While this is being hailed as a victory by the beneficiaries, on the other end of the ruling are online stores of varying sizes that will now have the specter of additional tax code to worry about. For smaller merchants in particular, this may introduce costs and complexities that could be passed down to shoppers. The not-so-bad news for online retailers is that the South Dakota ruling will not be retroactively applicable, which means that they won’t be responsible for sales tax dollars that could’ve been collected in past years based on the new tax law (estimated to be $48 to $58 million per year). Going forward, though, online retailers will need to pony up to be compliant in the state.

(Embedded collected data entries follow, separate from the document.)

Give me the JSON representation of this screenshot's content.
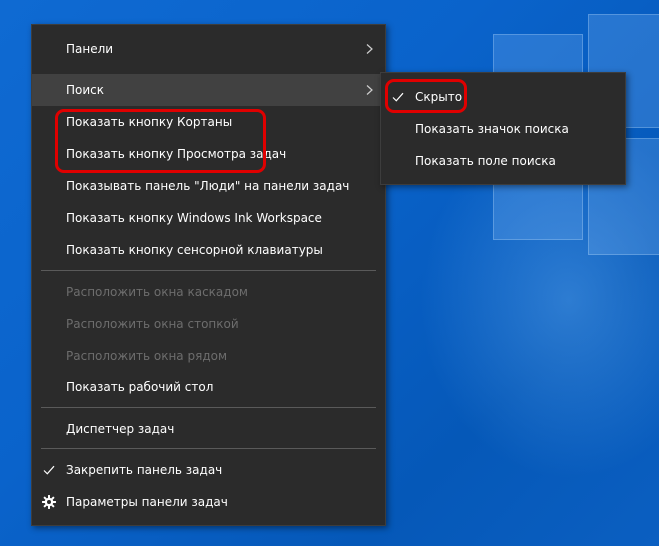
{
  "context_menu": {
    "items": [
      {
        "label": "Панели"
      },
      {
        "label": "Поиск"
      },
      {
        "label": "Показать кнопку Кортаны"
      },
      {
        "label": "Показать кнопку Просмотра задач"
      },
      {
        "label": "Показывать панель \"Люди\" на панели задач"
      },
      {
        "label": "Показать кнопку Windows Ink Workspace"
      },
      {
        "label": "Показать кнопку сенсорной клавиатуры"
      },
      {
        "label": "Расположить окна каскадом"
      },
      {
        "label": "Расположить окна стопкой"
      },
      {
        "label": "Расположить окна рядом"
      },
      {
        "label": "Показать рабочий стол"
      },
      {
        "label": "Диспетчер задач"
      },
      {
        "label": "Закрепить панель задач"
      },
      {
        "label": "Параметры панели задач"
      }
    ]
  },
  "search_submenu": {
    "items": [
      {
        "label": "Скрыто"
      },
      {
        "label": "Показать значок поиска"
      },
      {
        "label": "Показать поле поиска"
      }
    ]
  },
  "colors": {
    "menu_background": "#2b2b2b",
    "highlight_outline": "#e00000",
    "desktop_background": "#0a63c9"
  }
}
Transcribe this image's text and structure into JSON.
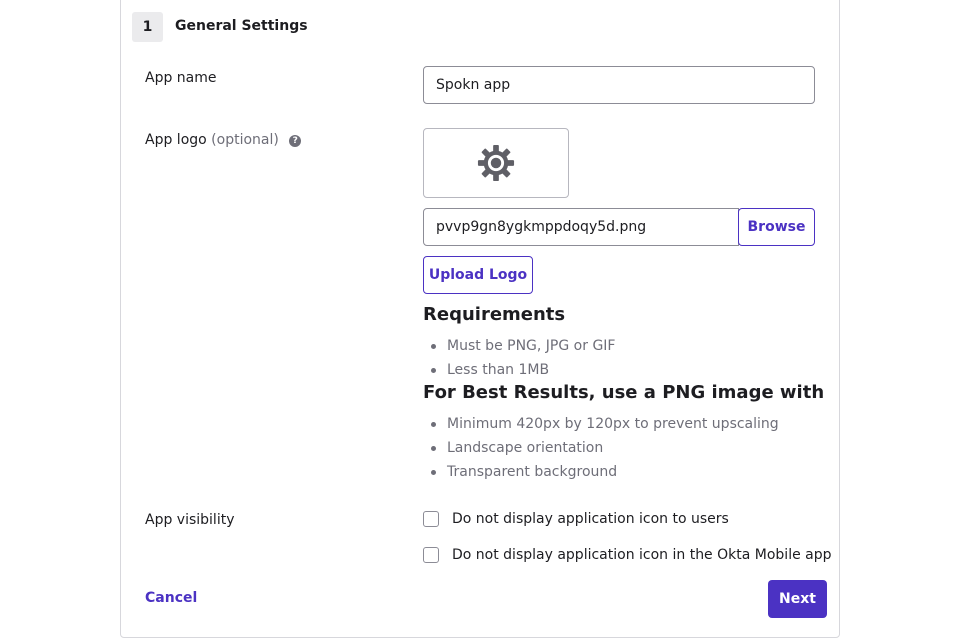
{
  "section": {
    "step_number": "1",
    "title": "General Settings"
  },
  "app_name": {
    "label": "App name",
    "value": "Spokn app"
  },
  "app_logo": {
    "label": "App logo",
    "optional": "(optional)",
    "help_glyph": "?",
    "preview_icon": "gear-icon",
    "file_value": "pvvp9gn8ygkmppdoqy5d.png",
    "browse_label": "Browse",
    "upload_label": "Upload Logo"
  },
  "requirements": {
    "heading": "Requirements",
    "items": [
      "Must be PNG, JPG or GIF",
      "Less than 1MB"
    ]
  },
  "best_results": {
    "heading": "For Best Results, use a PNG image with",
    "items": [
      "Minimum 420px by 120px to prevent upscaling",
      "Landscape orientation",
      "Transparent background"
    ]
  },
  "visibility": {
    "label": "App visibility",
    "options": [
      {
        "label": "Do not display application icon to users",
        "checked": false
      },
      {
        "label": "Do not display application icon in the Okta Mobile app",
        "checked": false
      }
    ]
  },
  "footer": {
    "cancel_label": "Cancel",
    "next_label": "Next"
  },
  "colors": {
    "accent": "#4b32c3",
    "muted_text": "#6e6e78",
    "border": "#d7d7dc"
  }
}
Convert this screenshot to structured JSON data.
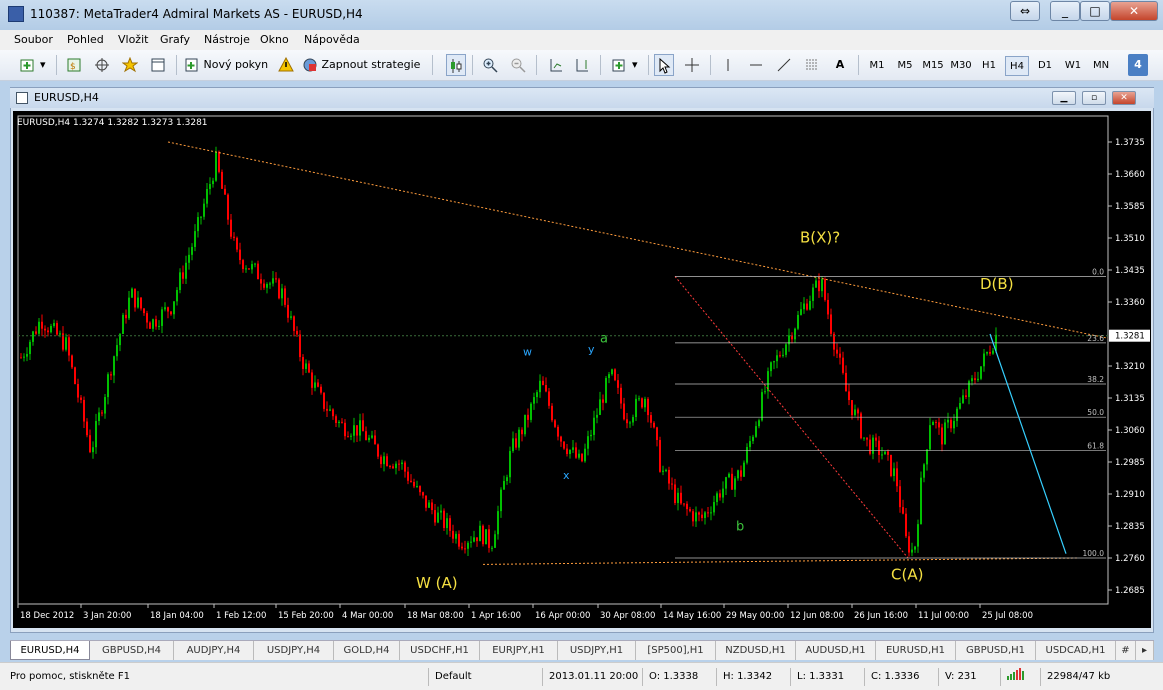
{
  "window": {
    "title": "110387: MetaTrader4 Admiral Markets AS - EURUSD,H4",
    "minimize": "_",
    "maximize": "□",
    "close": "✕",
    "restore": "⇔"
  },
  "menu": [
    "Soubor",
    "Pohled",
    "Vložit",
    "Grafy",
    "Nástroje",
    "Okno",
    "Nápověda"
  ],
  "toolbar": {
    "new_order": "Nový pokyn",
    "autotrading": "Zapnout strategie",
    "text_tool": "A",
    "timeframes": [
      "M1",
      "M5",
      "M15",
      "M30",
      "H1",
      "H4",
      "D1",
      "W1",
      "MN"
    ],
    "active_timeframe": "H4",
    "badge": "4"
  },
  "chart_window": {
    "title": "EURUSD,H4",
    "info": "EURUSD,H4  1.3274 1.3282 1.3273 1.3281"
  },
  "chart_data": {
    "type": "candlestick",
    "symbol": "EURUSD",
    "timeframe": "H4",
    "ohlc_last": {
      "open": 1.3274,
      "high": 1.3282,
      "low": 1.3273,
      "close": 1.3281
    },
    "ylim": [
      1.2685,
      1.3735
    ],
    "y_ticks": [
      "1.3735",
      "1.3660",
      "1.3585",
      "1.3510",
      "1.3435",
      "1.3360",
      "1.3210",
      "1.3135",
      "1.3060",
      "1.2985",
      "1.2910",
      "1.2835",
      "1.2760",
      "1.2685"
    ],
    "current_price": "1.3281",
    "x_ticks": [
      "18 Dec 2012",
      "3 Jan 20:00",
      "18 Jan 04:00",
      "1 Feb 12:00",
      "15 Feb 20:00",
      "4 Mar 00:00",
      "18 Mar 08:00",
      "1 Apr 16:00",
      "16 Apr 00:00",
      "30 Apr 08:00",
      "14 May 16:00",
      "29 May 00:00",
      "12 Jun 08:00",
      "26 Jun 16:00",
      "11 Jul 00:00",
      "25 Jul 08:00"
    ],
    "fib_levels": [
      "0.0",
      "23.6",
      "38.2",
      "50.0",
      "61.8",
      "100.0"
    ],
    "annotations": [
      "B(X)?",
      "D(B)",
      "C(A)",
      "W (A)",
      "w",
      "y",
      "x",
      "a",
      "b"
    ],
    "colors": {
      "background": "#000000",
      "bull": "#00c000",
      "bear": "#ff0000",
      "trendline": "#ff9c3c",
      "projection": "#36d0ff",
      "label": "#f5e042",
      "green_label": "#3cc23c",
      "blue_label": "#2aa7ff",
      "fib": "#c0c0c0"
    }
  },
  "tabs": [
    "EURUSD,H4",
    "GBPUSD,H4",
    "AUDJPY,H4",
    "USDJPY,H4",
    "GOLD,H4",
    "USDCHF,H1",
    "EURJPY,H1",
    "USDJPY,H1",
    "[SP500],H1",
    "NZDUSD,H1",
    "AUDUSD,H1",
    "EURUSD,H1",
    "GBPUSD,H1",
    "USDCAD,H1",
    "#"
  ],
  "status": {
    "help": "Pro pomoc, stiskněte F1",
    "profile": "Default",
    "time": "2013.01.11 20:00",
    "open": "O: 1.3338",
    "high": "H: 1.3342",
    "low": "L: 1.3331",
    "close": "C: 1.3336",
    "volume": "V: 231",
    "traffic": "22984/47 kb"
  }
}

With the South Dakota ruling, states without online sales tax laws on the books, and perhaps even Congress, may now have fewer roadblocks impeding future attempts to collect sales tax from online retailers. If you’re wondering what the cost of those missed tax dollars is, the chief justice that sat for the recent ruling, Anthony M. Kennedy, suggested that the 1992 Quill v. North Dakota decision accounts for an estimated $33 billion in annual tax revenue losses to states.
Still, the ruling isn’t being regarded as a blank check for states to enact online tax laws of their choosing, according to Joseph Bishop-Henchman, the executive vice president of the nonprofit Tax Foundation. A core consideration of the South Dakota v. Wayfair ruling was the potential of placing “undue burden” on interstate commerce (online retailers, in other words) via an affirmative vote.
In the end, citing the lack of retroactive application, other states that already have such tax codes established for online retailers, the safety net for states that have less than $100,000 in sales or 200 transactions, an effort to reduce administrative costs via the Streamlined Sales and Use Tax Agreement, and the fact that the restrictiveness of the ruling would limit other states’ abilities to overreach in their online sales taxation going forward, Chief Justice Kennedy said that he believed the ruling wouldn’t put any “undue burdens upon interstate commerce.”
Specific implications will likely vary between states, barring intervention from Congress, which will likely have an easier time reaching a consensus on a more sweeping law without 1992’s Quill ruling in its way.
On the bright side, ecommerce is still growing, and will still grow. But it is time for everyone to up their game while hoping that states exercise constraint.